Sirix sounds like a good fit to take advantage of App Direct access on Optane DCPM, but you're way more of an expert than me. Perhaps make a request for alpha access at GCP to test Sirix with the new tech? https://docs.google.com/forms/d/e/1FAIpQLSeX1tN6Qt-aQUK2iVVi...

I'm not entirely sure, but I'll apply the technique for my open source storage system. I have reference-instances with a log-key, persistent-key (file offset for instance) and will (re-add) the Java object references.
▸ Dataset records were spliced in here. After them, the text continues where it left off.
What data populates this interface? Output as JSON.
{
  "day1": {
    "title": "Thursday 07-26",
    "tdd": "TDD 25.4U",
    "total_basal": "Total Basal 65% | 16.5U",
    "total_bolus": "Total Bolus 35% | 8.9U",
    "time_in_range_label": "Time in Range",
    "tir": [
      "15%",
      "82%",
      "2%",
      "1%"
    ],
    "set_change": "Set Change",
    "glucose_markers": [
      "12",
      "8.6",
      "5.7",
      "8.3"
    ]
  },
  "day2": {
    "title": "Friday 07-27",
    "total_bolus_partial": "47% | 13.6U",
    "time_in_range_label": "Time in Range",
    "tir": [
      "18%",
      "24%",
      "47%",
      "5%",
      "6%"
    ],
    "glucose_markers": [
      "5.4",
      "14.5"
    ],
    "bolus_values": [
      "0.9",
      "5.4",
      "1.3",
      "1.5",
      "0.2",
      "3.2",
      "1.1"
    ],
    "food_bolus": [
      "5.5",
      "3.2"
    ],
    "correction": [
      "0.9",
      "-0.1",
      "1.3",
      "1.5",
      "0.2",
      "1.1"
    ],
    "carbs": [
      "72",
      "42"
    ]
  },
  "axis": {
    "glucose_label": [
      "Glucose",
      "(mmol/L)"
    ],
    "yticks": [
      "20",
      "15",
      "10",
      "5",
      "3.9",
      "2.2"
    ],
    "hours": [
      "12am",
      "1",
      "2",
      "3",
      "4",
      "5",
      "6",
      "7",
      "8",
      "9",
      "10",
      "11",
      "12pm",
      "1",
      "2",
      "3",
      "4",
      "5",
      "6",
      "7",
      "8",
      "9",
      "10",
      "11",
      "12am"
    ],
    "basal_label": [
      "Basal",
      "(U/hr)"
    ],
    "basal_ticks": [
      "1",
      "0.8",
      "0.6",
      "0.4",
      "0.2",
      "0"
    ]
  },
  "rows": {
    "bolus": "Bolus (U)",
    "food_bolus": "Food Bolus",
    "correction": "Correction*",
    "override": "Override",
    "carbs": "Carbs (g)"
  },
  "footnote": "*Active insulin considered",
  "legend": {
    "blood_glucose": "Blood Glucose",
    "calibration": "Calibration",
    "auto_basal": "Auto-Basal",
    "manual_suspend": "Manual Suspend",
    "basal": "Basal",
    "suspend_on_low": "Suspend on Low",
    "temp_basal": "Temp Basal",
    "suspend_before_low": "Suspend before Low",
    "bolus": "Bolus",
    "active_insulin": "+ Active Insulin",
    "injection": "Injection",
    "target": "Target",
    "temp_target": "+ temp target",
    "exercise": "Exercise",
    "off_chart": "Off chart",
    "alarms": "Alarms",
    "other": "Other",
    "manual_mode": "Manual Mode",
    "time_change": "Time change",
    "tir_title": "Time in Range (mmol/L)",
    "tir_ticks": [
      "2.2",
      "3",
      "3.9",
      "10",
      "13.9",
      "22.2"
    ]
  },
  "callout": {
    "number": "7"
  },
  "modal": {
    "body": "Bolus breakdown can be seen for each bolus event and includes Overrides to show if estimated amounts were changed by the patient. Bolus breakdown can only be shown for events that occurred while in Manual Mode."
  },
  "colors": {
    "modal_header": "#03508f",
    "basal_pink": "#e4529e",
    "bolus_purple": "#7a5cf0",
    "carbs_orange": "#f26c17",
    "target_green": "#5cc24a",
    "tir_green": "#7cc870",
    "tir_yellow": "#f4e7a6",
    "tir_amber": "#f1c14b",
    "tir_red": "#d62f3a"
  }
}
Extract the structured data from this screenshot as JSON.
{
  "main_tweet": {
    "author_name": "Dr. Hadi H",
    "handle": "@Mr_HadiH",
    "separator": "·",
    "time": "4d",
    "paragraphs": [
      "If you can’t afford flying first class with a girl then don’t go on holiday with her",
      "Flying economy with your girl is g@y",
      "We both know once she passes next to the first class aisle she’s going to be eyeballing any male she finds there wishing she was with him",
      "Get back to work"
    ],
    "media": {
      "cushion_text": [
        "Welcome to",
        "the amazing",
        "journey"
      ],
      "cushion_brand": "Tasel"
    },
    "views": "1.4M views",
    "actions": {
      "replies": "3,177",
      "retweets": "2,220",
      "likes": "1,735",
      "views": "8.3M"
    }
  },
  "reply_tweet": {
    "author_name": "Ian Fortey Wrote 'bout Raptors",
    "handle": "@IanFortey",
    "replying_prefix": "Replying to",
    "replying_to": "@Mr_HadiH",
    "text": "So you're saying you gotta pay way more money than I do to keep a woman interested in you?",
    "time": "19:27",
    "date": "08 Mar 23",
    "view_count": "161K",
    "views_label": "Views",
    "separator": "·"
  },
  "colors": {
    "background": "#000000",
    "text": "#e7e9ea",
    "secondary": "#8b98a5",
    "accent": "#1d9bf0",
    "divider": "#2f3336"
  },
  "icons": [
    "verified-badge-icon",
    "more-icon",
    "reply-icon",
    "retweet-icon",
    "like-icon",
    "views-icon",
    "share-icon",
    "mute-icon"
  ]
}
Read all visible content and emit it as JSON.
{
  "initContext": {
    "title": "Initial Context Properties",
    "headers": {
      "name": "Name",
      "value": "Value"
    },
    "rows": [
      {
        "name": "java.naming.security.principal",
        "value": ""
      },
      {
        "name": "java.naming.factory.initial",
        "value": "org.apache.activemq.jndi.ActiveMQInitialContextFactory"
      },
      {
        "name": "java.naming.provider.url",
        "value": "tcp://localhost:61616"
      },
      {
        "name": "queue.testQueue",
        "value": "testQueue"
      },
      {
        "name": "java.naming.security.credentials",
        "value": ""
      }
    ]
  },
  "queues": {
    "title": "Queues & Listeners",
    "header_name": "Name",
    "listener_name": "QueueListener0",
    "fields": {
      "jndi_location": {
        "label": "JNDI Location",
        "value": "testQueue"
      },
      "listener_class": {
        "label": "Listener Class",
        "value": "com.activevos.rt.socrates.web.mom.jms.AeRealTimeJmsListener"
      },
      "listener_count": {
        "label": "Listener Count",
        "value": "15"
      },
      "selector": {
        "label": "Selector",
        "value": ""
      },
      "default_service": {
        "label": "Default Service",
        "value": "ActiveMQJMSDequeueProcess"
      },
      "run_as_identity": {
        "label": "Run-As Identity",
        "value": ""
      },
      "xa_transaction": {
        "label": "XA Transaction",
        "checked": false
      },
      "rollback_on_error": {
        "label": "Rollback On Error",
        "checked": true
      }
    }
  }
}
In order to set them to null when the page is going to be evicted from the buffer cache I'll add a simple in-memory map with the proposed child => parent mapping, such that I can set the in-memory page reference to null again.

The term pointer swizzling isn't familiar to me, but it seems to be the same technique by which variable-width tuples on a page are accessed via a fixed width item pointer array (sometimes called an indirection vector) within most database systems.

Interesting, sounds a bit like the way write-barriers made the combination of copying garbage collectors and direct object pointers feasible.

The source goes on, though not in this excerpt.